Democrats and Republicans agree that $4 trillion needs to be slashed over roughly a decade, Obama told a town hall-style event in Virginia. But the two parties disagree on what to cut to get there.
"The big question that is going to have to be resolved is: how do we do it?" Obama told students at a community college. "I don't want to lie to you, there is a big philosophical divide right now."
The president was promoting his plan for cutting the deficit a day after Standard & Poor's threatened to strip America of its prized triple-A credit rating. The Wall Street ratings agency cited concern that Washington's polarized politics would make it difficult to reach a debt deal before the 2012 presidential election.
Obama, who is traveling around the country this week to advocate his deficit proposals, did not show any greater flexibility over his demands that taxes go up for the wealthiest Americans.
Unless by common ground, he means that the two sides agree on the $4 trillion, I don't see how there's common ground here. Republicans are between Iraq and a hard place, needing to make their Teabagger constituency happy without cutting defense spending, Medicare entitlements or raising taxes.
Democrats have the luxury of standing around, tapping their watches and sighing imaptiently.
Lest you think this is another political kabuki, this year's budget is it. This is the whole enchilada for the progressive movement in this nation. If we allow the Republicans to extend the Bush tax cuts, then we have no business being a movement.
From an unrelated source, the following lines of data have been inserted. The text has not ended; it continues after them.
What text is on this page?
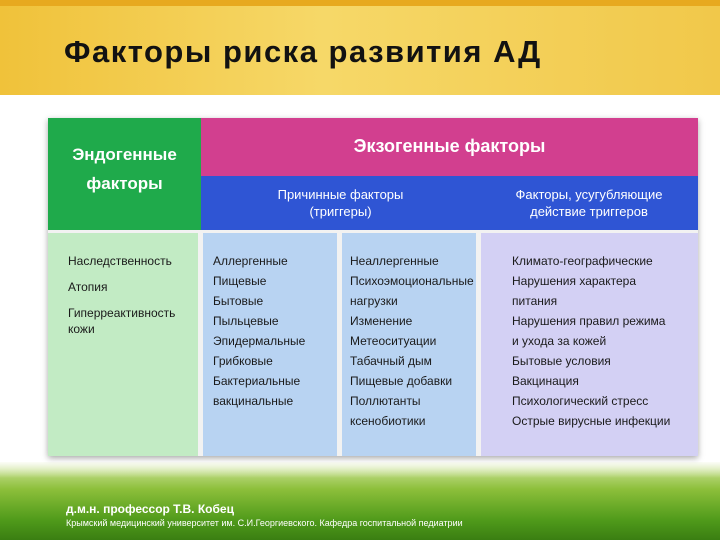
Факторы риска развития АД
Эндогенные
факторы
Экзогенные факторы
Причинные факторы
(триггеры)
Факторы, усугубляющие
действие триггеров
Наследственность
Атопия
Гиперреактивность
кожи
Аллергенные
Пищевые
Бытовые
Пыльцевые
Эпидермальные
Грибковые
Бактериальные
вакцинальные
Неаллергенные
Психоэмоциональные
нагрузки
Изменение
Метеоситуации
Табачный дым
Пищевые добавки
Поллютанты
ксенобиотики
Климато-географические
Нарушения характера
питания
Нарушения правил режима
и ухода за кожей
Бытовые условия
Вакцинация
Психологический стресс
Острые вирусные инфекции
д.м.н. профессор Т.В. Кобец
Крымский медицинский университет им. С.И.Георгиевского. Кафедра госпитальной педиатрии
Sure, there's some posturing involved: I don't think the Republicans can let this budget go without some attempt at face-saving for their centerpiece platform plank of lower taxes, which has proven over the past thirty years to neither create jobs nor improve the economy much. I think even they know it, and that they're shamelessly pandering to the corporatocracy and the orc minions who somehow believe if they're fervent enough, their overlords will shower gelt upon them.
Likewise, much of the "senior scarifying" that the Dems have been doing is a mask to the very real growth of Medicare and what that bodes for the future of the budget.
I'm not suggesting that we have to have entitlement cuts immediately (frankly, I haven't studied the problem enough to have an opinion) but what I am suggesting is, given the current anti-tax climate, it's going to be hard to justify the kinds of benefits we have to pay out in a few years. When does it become enough? At fifty percent of the budget? We're tracking perilously close to that, which means we're sopping up funds for other critical progressive programs like energy reform and infrastructure repair. I would like this not to have to come down to clean air for our children and grandchildren versus keeping me alive on a ventilator.
All that said, this is an urgently important budget coming upon us, because what grows out of it will impact the next decade's worth of budget proposals and likely the economic growth for the next century, and along with it, the income and well-being of every American.
As Ben Bradlee said during Watergate, "Nothing's riding on this except the [...] future of the country.
So if you've been holding onto someone's balls for a rainy day, well, the clouds have gathered.